A consequence of this false groundwork is the uninominal vote, whose result can be seen in an increase of corruption. A mayor elected in a “uninominal” ballot sees himself as almighty in his locality; even his own party should think twice before reprimanding him, as he might migrate to another party. Enforcing the law – the only move that could restore the order – unfortunately follows this non-democratic evolution, because the uninominal vote diminishes to the maximum the democratic character of elections.
In a biased society, the uninominal vote diminishes to extinction the significance of principles, of doctrine orientations and long-term goals, which should take precedence over the versatile behaviour of the person elected to a leading position by uninominal vote. The corruption that affects the distribution of social benefits proves the discretionary emphasis laid upon fragment and exception, to the detriment of the whole, organic and national character.

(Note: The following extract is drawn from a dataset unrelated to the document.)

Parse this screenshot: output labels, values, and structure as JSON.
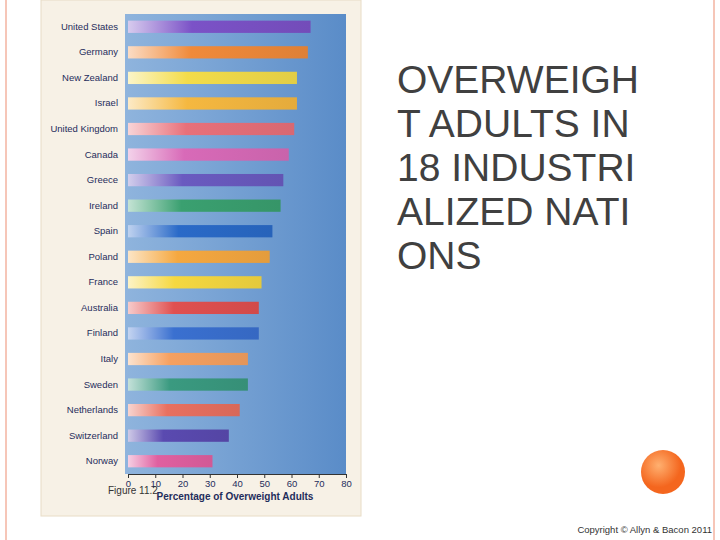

The first element of the national patrimony is represented by people – rich or poor, healthy or ill. Given the mimicry of transforming healthy into ill and the other way around, as we encounter in the sphere of social benefits, the first affected is the national patrimony as a whole, with its both human and material components. It is not by chance that, under the pressure of dwindling moral standards, we have witnessed – over the last two decades – criminal thefts and destruction of the historic patrimony. These acts debuted with the foolish decision made at the end of 1989, which opened the borders of the country to the theft and “export” of a large part of the national art patrimony. And this continues even today, when criminals dug the Sarmizegetusa sanctuary by bulldozer, in order to steal inestimable archeological values, and transformed the area into an ignoble parking lot. In a separate incident, precious items have been stolen from the memorial house of poet Mihai Eminescu, in Ipotesti.
The acting Labour minister blamed the corruption of the social benefits system mainly on the mayors of the opposition. But why does the acting Minister of Culture condone the corruption in his field of activity? Why are the Sarmizegetusa sanctuary and the other historic monuments – including the Eminescu memorial house of Ipotesti – deprived of basic protection means? Why does he willfully ignore the fact that UNESCO will admit to its patrimony only the monuments that are in good physical condition?
For any country, the values of its human and material patrimony represent the cornerstone of the process of development and defense against any impediments. Preventing, countering and overcoming all the crises that threaten Romania starts here, granting a responsible and correct treatment to the values of the material and human patrimony.